Summation Notation for Current Index I have a question on how to properly present a summation with the use of variables. I am not so familiar with how to properly use summation notation, and am looking for some advice on how to do so properly.
Right now, I have built the following summation:$$t_\text{pal}=\sum_{i=1}^{N_R}\left(n_it_i-\sum_{j=\text{current index}}^{N_R}n_jt_j\right)$$
Within the outer summation, I have an inner summation that I want to start at the index of the current term (represented as j = current index) . How should this be represented in the inner summation, would it just be j = i?
Also, I want to also have a condition where if the value of the term is less than 0, the term takes the value of 0 (if term < 0, term = 0). How should this be properly represented in the summation?
Thank you.
 A: Here is a derivation with some intermediate steps.
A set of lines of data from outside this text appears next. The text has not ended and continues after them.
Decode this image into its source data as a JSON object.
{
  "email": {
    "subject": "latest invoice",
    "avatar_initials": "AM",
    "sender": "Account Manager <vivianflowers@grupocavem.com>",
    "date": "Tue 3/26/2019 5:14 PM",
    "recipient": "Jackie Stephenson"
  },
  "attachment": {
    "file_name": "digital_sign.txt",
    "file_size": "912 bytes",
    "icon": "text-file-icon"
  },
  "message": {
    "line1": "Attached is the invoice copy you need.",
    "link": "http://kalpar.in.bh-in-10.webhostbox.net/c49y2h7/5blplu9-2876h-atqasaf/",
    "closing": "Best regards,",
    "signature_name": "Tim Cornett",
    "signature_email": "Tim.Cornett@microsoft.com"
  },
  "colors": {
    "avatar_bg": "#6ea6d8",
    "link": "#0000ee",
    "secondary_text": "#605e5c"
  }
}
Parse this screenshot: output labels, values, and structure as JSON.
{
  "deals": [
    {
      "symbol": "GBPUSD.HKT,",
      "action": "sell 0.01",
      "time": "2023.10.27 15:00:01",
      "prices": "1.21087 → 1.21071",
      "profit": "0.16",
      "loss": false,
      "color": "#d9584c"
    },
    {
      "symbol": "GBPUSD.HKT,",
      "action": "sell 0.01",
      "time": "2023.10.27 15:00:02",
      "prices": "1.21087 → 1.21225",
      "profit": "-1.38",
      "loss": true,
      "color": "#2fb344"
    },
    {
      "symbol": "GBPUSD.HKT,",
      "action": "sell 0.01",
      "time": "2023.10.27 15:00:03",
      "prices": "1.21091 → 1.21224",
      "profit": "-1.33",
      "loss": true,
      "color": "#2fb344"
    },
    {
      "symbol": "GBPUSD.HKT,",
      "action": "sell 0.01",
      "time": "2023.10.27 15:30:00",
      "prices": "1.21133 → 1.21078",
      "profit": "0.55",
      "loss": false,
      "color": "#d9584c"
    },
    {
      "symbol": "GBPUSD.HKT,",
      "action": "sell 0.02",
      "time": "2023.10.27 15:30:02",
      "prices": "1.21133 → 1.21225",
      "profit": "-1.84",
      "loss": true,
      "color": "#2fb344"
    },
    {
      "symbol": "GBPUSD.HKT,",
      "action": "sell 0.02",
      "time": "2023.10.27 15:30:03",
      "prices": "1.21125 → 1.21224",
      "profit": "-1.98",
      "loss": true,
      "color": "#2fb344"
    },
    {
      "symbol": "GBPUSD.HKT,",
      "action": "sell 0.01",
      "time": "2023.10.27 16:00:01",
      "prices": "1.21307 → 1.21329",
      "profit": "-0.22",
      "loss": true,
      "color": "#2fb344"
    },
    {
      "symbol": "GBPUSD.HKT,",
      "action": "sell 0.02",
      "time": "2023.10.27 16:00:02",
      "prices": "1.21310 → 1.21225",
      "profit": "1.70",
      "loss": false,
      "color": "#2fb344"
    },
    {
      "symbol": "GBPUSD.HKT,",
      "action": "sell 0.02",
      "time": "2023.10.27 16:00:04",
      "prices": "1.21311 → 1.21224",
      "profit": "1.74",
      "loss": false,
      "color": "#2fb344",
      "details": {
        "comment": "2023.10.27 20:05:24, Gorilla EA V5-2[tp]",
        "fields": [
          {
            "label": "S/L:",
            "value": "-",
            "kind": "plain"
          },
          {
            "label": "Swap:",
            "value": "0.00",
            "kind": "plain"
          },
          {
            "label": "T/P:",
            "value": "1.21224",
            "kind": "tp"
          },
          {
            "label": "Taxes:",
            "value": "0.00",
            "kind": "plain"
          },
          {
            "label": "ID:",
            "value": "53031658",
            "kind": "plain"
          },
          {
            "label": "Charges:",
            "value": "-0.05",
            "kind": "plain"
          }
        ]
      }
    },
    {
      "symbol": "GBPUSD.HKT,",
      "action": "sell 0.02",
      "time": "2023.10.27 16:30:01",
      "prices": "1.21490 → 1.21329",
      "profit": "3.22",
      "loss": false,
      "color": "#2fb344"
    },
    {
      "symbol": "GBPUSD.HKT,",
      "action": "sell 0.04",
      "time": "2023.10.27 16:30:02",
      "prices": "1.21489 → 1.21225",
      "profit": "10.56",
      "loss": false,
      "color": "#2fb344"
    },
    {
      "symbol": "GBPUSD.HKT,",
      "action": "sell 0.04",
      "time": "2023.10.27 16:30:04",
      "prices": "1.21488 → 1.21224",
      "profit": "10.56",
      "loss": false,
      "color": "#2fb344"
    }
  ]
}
We obtain

\begin{align*}
\color{blue}{t_{\text{pal}}}&=\sum_{i=1}^{N_R}\left(n_it_i-\sum_{j=i}^{N_R}n_jt_j\right)\tag{1}\\
&=\sum_{i=1}^{N_R}\left(n_it_i-\left(n_it_i+\sum_{j={i+1}}^{N_R}n_jt_j\right)\right)\tag{2}\\
&=\sum_{i=1}^{N_R}\left(-\sum_{j={i+1}}^{N_R}n_jt_j\right)\tag{3}\\
&\,\,\color{blue}{=-\sum_{i=1}^{N_R}\sum_{j={i+1}}^{N_R}n_jt_j}\tag{4}\\
\end{align*}

Comment:

*

*In (1) we start with $j=i$ in the inner sum.


*In (2) we separate the first summand from the inner sum.


*In (3) we cancel the terms $n_it_i$.


*In (4) we factor out $-1$.
Note, we can the sum (4) also write as
\begin{align*}
-\sum_{i=1}^{N_R}\sum_{j={i+1}}^{N_R}n_jt_j=\sum_{i=1}^{N_R}\sum_{j={i+1}}^{N_R}\left(-n_jt_j\right)
\end{align*}
If depending on $n_j$ and $t_j$ the innermost terms $(-n_jt_j)$ is positive or should be set to $0$ otherwise we can write for instance
\begin{align*}
\color{blue}{\sum_{i=1}^{N_R}\sum_{j={i+1}}^{N_R}\max\{-n_jt_j,0\}}\qquad\text{or}\qquad\color{blue}{\sum_{i=1}^{N_R}\sum_{j={i+1}}^{N_R}\left(-n_jt_j\right)^{+}}
\end{align*}
as already indicated in the comment section.